The subretinal space of one eye in each patient was injected with retinal pigment epithelial cells generated from human embryonic stem cells. The retinal pigment epithelium is a single cell-thick protective layer in the eye. In the eye of a macular degeneration patient, retinal pigment epithelial cell degeneration causes dysfunction of photoreceptors (which sit on top of the retinal pigment epithelium) and vision in that area of the eye is lost.

Although visual acuity assessments revealed functional improvements in the transplanted eye of each patient, these results should be interpreted with caution. While the Stargardt’s Macular Dystrophy patient only showed improvement in the transplanted eye, the Dry Age-Related Macular Degeneration patient showed improved visual function in both. However, the injected eye did show more improvement than the non-treated eye.

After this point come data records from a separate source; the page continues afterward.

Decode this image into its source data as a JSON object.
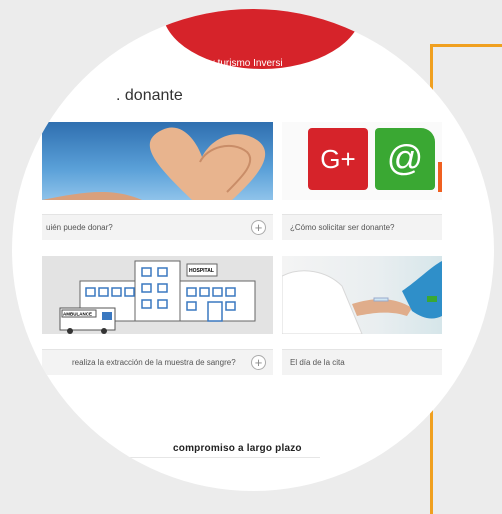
{
  "nav": {
    "partial_text": "ultura y turismo   Inversi"
  },
  "section": {
    "title": ". donante"
  },
  "cards": [
    {
      "caption": "uién puede donar?",
      "has_plus": true
    },
    {
      "caption": "¿Cómo solicitar ser donante?",
      "has_plus": false
    },
    {
      "caption": "realiza la extracción de la muestra de sangre?",
      "has_plus": true
    },
    {
      "caption": "El día de la cita",
      "has_plus": false
    }
  ],
  "illustrations": {
    "gplus_text": "G+",
    "at_text": "@",
    "hospital_sign": "HOSPITAL",
    "ambulance_text": "AMBULANCE"
  },
  "footer": {
    "text": "compromiso a largo plazo"
  },
  "colors": {
    "accent_red": "#d6232a",
    "orange_frame": "#f0a020",
    "gplus": "#d6232a",
    "email": "#3aa833"
  }
}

Despite the fact that Monday’s report is very preliminary (results from only two patients at the four-month mark), the company must have a great deal of confidence in the trial for it to have made this public announcement. Additionally, Advanced Cell Technology announced in a press release published on their website Monday that patient enrollment has now begun in the UK for a Phase I clinical trial for Stargardt’s Macular Dystrophy and the first patient was treated in London last Friday.

This exciting news comes just two months after Geron’s announcement to end the first ever FDA-approved human embryonic stem cell Phase I clinical trial, a move described as a strategic financial decision by Geron (covered in a previous blog entry). Disappointment and controversy surrounded the sudden halt of the Geron trial and some question the motive behind this decision. Some speculate that a lack of efficacy in this safety trial is what lead Geron to pull the plug.

Although it felt like the stem cell community took a number of hits in 2011 (including the shut down of the Geron trial and the prohibition of patents for human embryonic stem cell products by the EU), it seems that 2012 is off to a great start.